With regard to the former rationale, although "wages" are expressly defined to mean the rate at which the employee is recompensed under the contract of hire in force at the time of his injury, section 8-40-201(19)(a), C.R.S. (2008), the majority finds the statutory definition inapplicable whenever "fairness" in computing an average weekly wage would require otherwise. With regard to the latter, the majority finds that, in any event, where the ultimate disability occurs during a better-paid subsequent employment, as in this case, that disability could be treated as a second injury, requiring calculation of an average weekly wage at this higher rate, even according to statutorily prescribed methods. See § 8-42-102(2), C.R.S. (2008)

In light of the majority's newly minted definition of "injury," it is unclear to me why a presiding ALJ would ever have the discretion to treat a worsened disability as something other than a second and later "injury," which occurs under the later contract of employment. Furthermore, since the term "wages" by definition now refers to the rate at which the employee is recompensed under the contract of hire at the time of the employee's ultimate disability, disregarding the statutory definition as inapplicable would presumably be required in the interests of fairness only where payments calculated from the later salary would be unfair to the employee. Finally, however, if the employee's most recent injury does not even occur until his ultimate disability, it is unclear to me why any increased compensation to which he is entitled by his higher salary should not be paid by his employer at the time his second injury (that is to say, his ultimate disability) actually occurs.

Be all of that as it may, and notwithstanding my disagreements with the majority's reinterpretation of our case law and the historical development of the scheme, the central problem with the majority's construction is its rejection of the fundamental compromise upon which workers' compensation is premised: swift and certain entitlement by injured workers to a statutorily prescribed percentage of their wages in exchange for immunity from suit for civil damages.

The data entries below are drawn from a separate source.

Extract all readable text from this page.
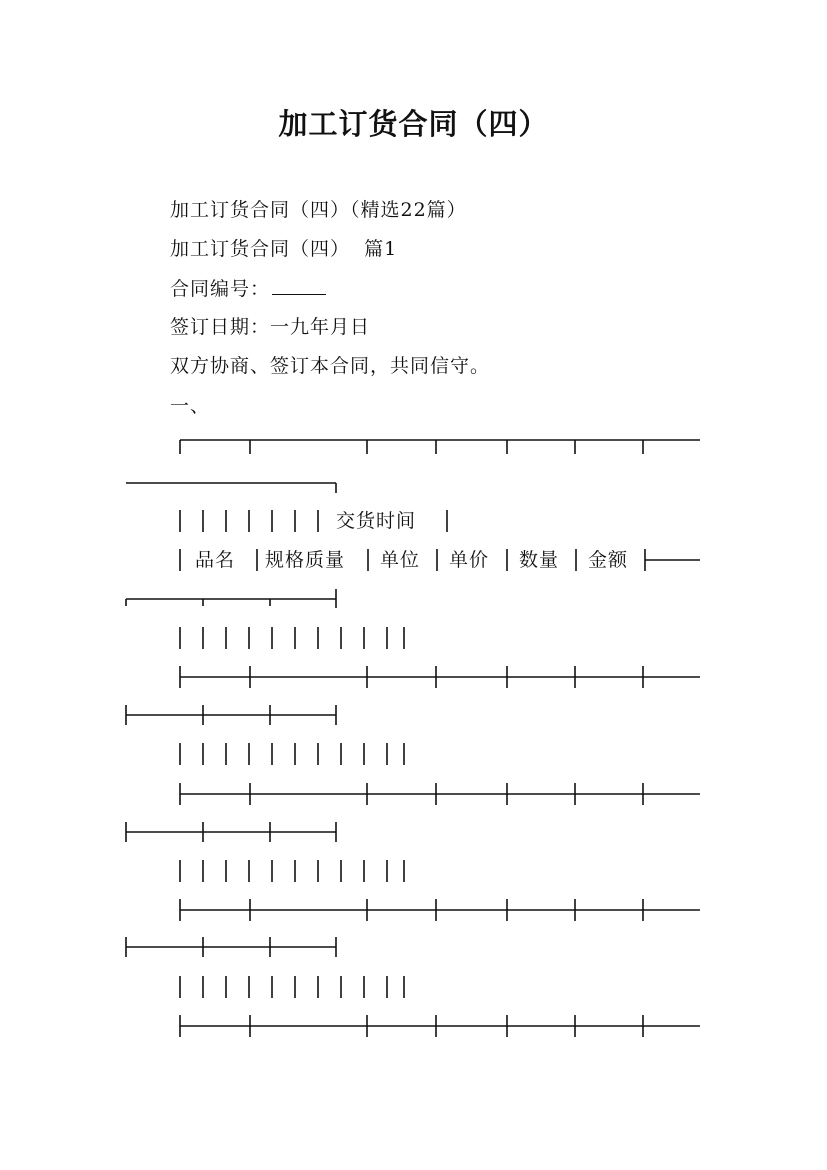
加工订货合同（四）
加工订货合同（四）（精选22篇）
加工订货合同（四）  篇1
合同编号：
签订日期：一九年月日
双方协商、签订本合同，共同信守。
一、
交货时间
品名 规格质量 单位 单价 数量 金额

See Frank M. Hall & Co., Inc. v. Newsom, 125 P.3d 444, 446 (Colo.2005). Subjecting employers to liability for future wage contracts with different employers exposes them to damages for potential wage losses which they cannot foresee and over which they have no control.

If the General Assembly considered it reasonable and equitable to require employers to compensate injured employees according to their potential for future earnings, it could undoubtedly do so. In creating a plan for workers' compensation, however, it clearly rejected the fault, or tort, model. Although the statutory scheme contemplates reopening an order to account for worsening injuries, it most certainly does not permit a prediction of, or reopening an award to account for, increased earnings.

Defining the term "injury" so as to assign liability to former employers at wage levels attained only long after injured employees have left their employ reintroduces an element of civil damages, contrary to the principle upon which workers' compensation is based. Similarly, to construe the General *603Assembly's allowance for flexibility in caleu-lating an average weekly wage as permitting an administrative officer, based on his personal sense of fairness and equity, to overturn this fundamental choice overly strains credulity. Assuming that such an abdication could even be considered a valid delegation of legislative authority, it would truly amount to the proverbial exception that swallows the rule.

While I can appreciate the sentiment that it would be "unfair" to an injured worker not to account for her increased earning power by the time her injury has worsened and actually become incapacitating, it is arguably just as unfair to levee a former employer with compensation far beyond the wage he pays his employees. The statutory scheme attempts a solution to the problem of accidental workplace injury that is fair and manageable to both employees and employers. Unlike the majority, I do not believe that scheme should necessarily be construed to leave this delicate balance to the discretion of individual magistrates.

I therefore respectfully dissent.

I am authorized to state that Justice EID joins in this dissent.